Social Hollywood
6525 Sunset Boulevard
Hollywood, CA 90028
323-337-9797
Happy Birthday to BP! We were keeping our expectations low because restaurants attached to clubs. . . well, you know. Social's restaurant make-over with new chef consultant, Michel Richard, and chef de cuisine Remi Lauvand, was written up as an improvement on the former Moroccan-themed place.
It definitely is a lovely space of green satin and velvet booths and armchairs, a large picture of citrus fruits over the fireplace, yellow curtains hanging ceiling to floor, the essence of oranges and limes in the air, the original arched and frescoed ceilings. The large spacious room feels fresh and inviting in the daylight and warm and modern when the sun goes down. Unfortunately, the Money Mart signs shines through the west facing windows day and night.
The Valentino cocktail is sweet and goes down easy, but is tempered by the aroma of the whole basil leaf reclining in the yellow green liquid. The cu cu cocktail is refreshing with cointreau, cucumber and cilantro.
Looking at the individual prices of the appetizers and entrees, the table decides to order the prix fixe menu. We start with the amuse bouche--a flavorful mushroom cigar of finely chopped mushrooms wrapped in crisp filo dough like taquitos in a yogurt sauce.

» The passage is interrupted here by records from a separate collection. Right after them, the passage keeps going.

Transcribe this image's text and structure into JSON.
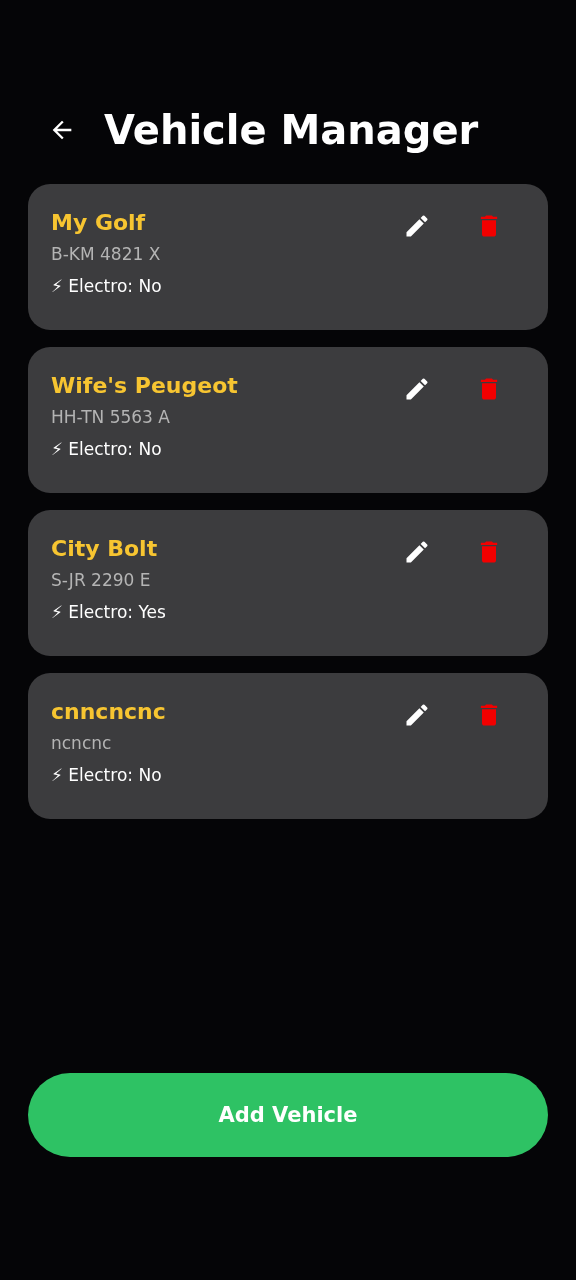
{
  "header": {
    "title": "Vehicle Manager"
  },
  "vehicles": [
    {
      "name": "My Golf",
      "plate": "B-KM 4821 X",
      "electro": "⚡ Electro: No"
    },
    {
      "name": "Wife's Peugeot",
      "plate": "HH-TN 5563 A",
      "electro": "⚡ Electro: No"
    },
    {
      "name": "City Bolt",
      "plate": "S-JR 2290 E",
      "electro": "⚡ Electro: Yes"
    },
    {
      "name": "cnncncnc",
      "plate": "ncncnc",
      "electro": "⚡ Electro: No"
    }
  ],
  "add_button": "Add Vehicle"
}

Our first appetizer is a choice of two. The cold potato leek soup is poured into a dish where an upside-down glass has just been removed to allow an avalanche of potato flakes. MH says the soup is like cereal and INK agrees it is, but in a good way. The milk-white soup is creamy; the flakes have a hint of crispness then melt on your tongue. The beet and tuna salad, red cubes of the ubiquitous starter menu ingredients, also please.

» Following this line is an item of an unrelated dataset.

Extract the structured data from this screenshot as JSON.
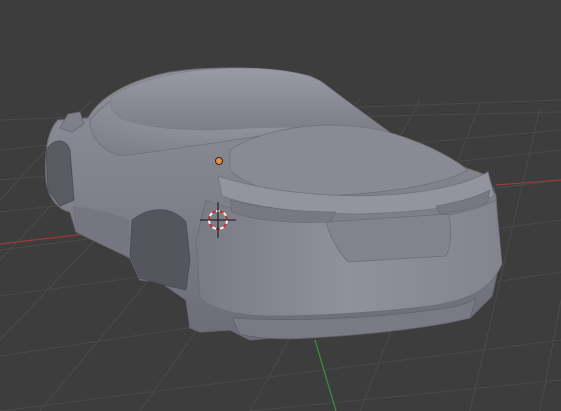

The second appetizer is sablefish with artichokes or monkfish with duck au jus. Both are large portions. The sablefish is delicate; the monkfish meaty.

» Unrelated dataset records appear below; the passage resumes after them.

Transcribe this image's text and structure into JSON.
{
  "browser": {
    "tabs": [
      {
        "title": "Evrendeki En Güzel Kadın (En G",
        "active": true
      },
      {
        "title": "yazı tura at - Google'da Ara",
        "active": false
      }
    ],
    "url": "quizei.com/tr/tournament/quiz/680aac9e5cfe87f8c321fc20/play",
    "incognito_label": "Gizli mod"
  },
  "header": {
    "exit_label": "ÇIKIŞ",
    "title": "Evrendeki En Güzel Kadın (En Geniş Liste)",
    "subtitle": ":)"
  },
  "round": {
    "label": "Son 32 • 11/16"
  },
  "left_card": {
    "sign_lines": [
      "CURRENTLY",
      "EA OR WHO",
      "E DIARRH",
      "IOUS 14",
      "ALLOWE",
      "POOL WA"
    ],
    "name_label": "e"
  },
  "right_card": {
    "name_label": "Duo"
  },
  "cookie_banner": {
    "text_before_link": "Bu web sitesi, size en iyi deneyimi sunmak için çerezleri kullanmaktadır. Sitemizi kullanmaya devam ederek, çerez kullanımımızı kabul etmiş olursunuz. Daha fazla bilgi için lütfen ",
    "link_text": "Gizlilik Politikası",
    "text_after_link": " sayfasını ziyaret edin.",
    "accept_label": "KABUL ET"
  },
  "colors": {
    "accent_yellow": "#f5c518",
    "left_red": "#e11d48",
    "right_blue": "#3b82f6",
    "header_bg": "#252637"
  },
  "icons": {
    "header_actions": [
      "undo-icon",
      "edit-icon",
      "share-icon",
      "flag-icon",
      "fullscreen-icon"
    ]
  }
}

Two of us order the pork chop as a main course. It is small and lonely on the plate, but is juicy and complemented with chanterelles. Luckily MH and GG ordered the lobster burger to share. The meat is moist, but the sauce is a bit too sweet. The fries, which the table shares, are great--thick, hot, crisp and with a fresh potato flavor. The other entree option is the rib eye accompanied by a creamy polenta and a reduction sauce. All taste fine, but the thinly sliced meat is a bit overwhelmed by the sauce and polenta.
Desserts make us ooh and ah. The Kit Kat looks like a large piece of the candy bar with a chocolate and white chocolate bulls eye set upright in the center. The chocolate, noisette (hazelnut) and crisp layers are irresistible. The orange souffle with vanilla bean ice cream sounds simple. The elements come on a four section platter: the unmolded souffle resting on a thin cookie wafer, the ice cream in a ramekin next to a pitcher of caramel, sour orange segments, whipped cream with almond slices. The waiter pours the caramel on the perfectly formed, delicate souffle and we have fun mixing and matching.